Asientes y te preguntas cuánto pagará. Quizás haya alguna vacante.
—Querrás saber dónde tengo la mercancía, ¿verdad?
—No, no —dices.
—Seguro que quieres saberlo —dice Bernie—. ¿Y sabes qué? Te lo voy a decir. En el Lower East Side, Avenida D, en medio de la mierda. No muy lejos de la fábrica donde mis viejos se rompieron el espinazo para que sus criaturas pudieran ir a la escuela. Ahora no hay más que yonquis. Te enseñaré el vecindario. Te contaré incluso cómo hacemos circular la mercancía. ¿Te interesa?
—No creo.
—Muy inteligente por tu parte, chico. Porque, ¿sabes qué les pasa a los que saben demasiado?
—Qué.
—Se convierten en comida para perros.
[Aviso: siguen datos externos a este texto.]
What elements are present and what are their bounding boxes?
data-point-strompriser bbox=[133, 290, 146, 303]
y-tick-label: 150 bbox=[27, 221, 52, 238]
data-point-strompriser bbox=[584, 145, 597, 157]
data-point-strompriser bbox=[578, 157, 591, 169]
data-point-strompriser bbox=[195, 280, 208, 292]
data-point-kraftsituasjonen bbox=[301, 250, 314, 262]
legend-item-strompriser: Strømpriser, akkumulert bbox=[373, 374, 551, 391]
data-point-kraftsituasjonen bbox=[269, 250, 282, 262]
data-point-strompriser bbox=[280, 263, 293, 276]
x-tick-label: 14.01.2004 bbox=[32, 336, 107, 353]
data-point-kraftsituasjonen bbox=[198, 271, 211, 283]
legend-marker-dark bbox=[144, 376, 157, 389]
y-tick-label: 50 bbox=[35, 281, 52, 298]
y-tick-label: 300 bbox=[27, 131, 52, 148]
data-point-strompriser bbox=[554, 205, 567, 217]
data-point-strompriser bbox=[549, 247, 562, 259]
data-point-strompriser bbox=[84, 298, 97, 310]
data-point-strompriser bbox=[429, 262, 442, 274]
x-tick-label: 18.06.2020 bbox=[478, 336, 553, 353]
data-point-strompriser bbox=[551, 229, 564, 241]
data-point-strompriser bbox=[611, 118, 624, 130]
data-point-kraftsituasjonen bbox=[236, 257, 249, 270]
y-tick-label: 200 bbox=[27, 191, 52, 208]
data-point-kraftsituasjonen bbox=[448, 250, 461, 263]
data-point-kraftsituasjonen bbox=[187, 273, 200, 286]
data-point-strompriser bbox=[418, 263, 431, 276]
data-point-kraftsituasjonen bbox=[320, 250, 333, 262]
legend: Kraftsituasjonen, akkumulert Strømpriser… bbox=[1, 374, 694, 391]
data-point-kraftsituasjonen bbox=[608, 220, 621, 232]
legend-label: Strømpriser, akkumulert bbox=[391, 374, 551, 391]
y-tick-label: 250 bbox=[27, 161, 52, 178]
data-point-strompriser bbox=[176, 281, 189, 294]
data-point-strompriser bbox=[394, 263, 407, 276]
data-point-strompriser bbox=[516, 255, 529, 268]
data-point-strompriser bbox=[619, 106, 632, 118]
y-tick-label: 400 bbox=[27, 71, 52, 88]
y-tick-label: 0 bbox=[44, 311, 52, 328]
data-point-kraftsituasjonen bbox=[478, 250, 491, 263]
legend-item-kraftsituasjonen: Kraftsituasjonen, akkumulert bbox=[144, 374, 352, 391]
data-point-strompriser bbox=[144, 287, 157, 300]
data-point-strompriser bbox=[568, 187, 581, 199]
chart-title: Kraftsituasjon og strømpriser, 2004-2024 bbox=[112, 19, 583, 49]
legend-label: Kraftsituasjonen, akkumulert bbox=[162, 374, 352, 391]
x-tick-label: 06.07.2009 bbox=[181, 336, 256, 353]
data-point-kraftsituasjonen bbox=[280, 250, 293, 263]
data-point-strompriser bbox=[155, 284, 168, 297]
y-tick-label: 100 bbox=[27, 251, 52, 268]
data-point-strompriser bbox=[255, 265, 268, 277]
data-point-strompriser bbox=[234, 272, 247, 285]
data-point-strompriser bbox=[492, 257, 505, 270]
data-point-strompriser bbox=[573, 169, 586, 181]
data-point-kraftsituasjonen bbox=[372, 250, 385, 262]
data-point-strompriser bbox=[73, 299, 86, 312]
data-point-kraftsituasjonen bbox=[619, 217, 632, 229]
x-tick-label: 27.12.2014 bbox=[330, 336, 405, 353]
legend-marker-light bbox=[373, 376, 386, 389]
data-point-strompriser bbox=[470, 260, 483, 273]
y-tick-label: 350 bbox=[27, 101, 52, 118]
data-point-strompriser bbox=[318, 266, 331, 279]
Comida para perros de mierda de nuestra fábrica Purina.
Tad levanta la cabeza.
—¿Purina? Nuestra agencia le hace la campaña publicitaria. —Tad parece interesado.
Te preguntas cómo has llegado hasta aquí. La mordedura de Fred te arde horriblemente. Temes que sea la rabia. Te gustaría saber cómo estará Alex Hardy.
—Durante un tiempo —dice Bernie—, este negocio era nuestro puntal. Lo llevaban los apestosos italianos y portorriqueños, con sus poses de machos y sus navajas. Pero había sitio para los espíritus emprendedores. Ahora están apareciendo unos señorones de traje y chaleco, con aspecto de banqueros y cuentas numeradas en Suiza. Es una de esas cosas que pasan con los negocios. No es grave. Se puede negociar con ellos. Lo que me preocupa son mis hermanos judíos. Parece que este negocio es más lucrativo que los diamantes. Y no son estúpidos. Aprovechan todas las oportunidades. Ya están organizándose: capital líquido, contactos de costa a costa, secreto, confianza… Por si no lo sabéis, casi todo lo que se esnifa por ahí tiene sello yídish.
—¿Los tipos esos de sombrero negro y barba hasta la barriga? —pregunta Tad.
—¿Crees que no se afeitan porque no les llega la pasta? ¿Y qué te parecen los Yankees este año?
En el siguiente semáforo en rojo consigues bajarte del coche, alegando que estás mareado. Antes de arrancar Bernie te grita:
—¡Eh! No te olvides. ¡Comida para perros!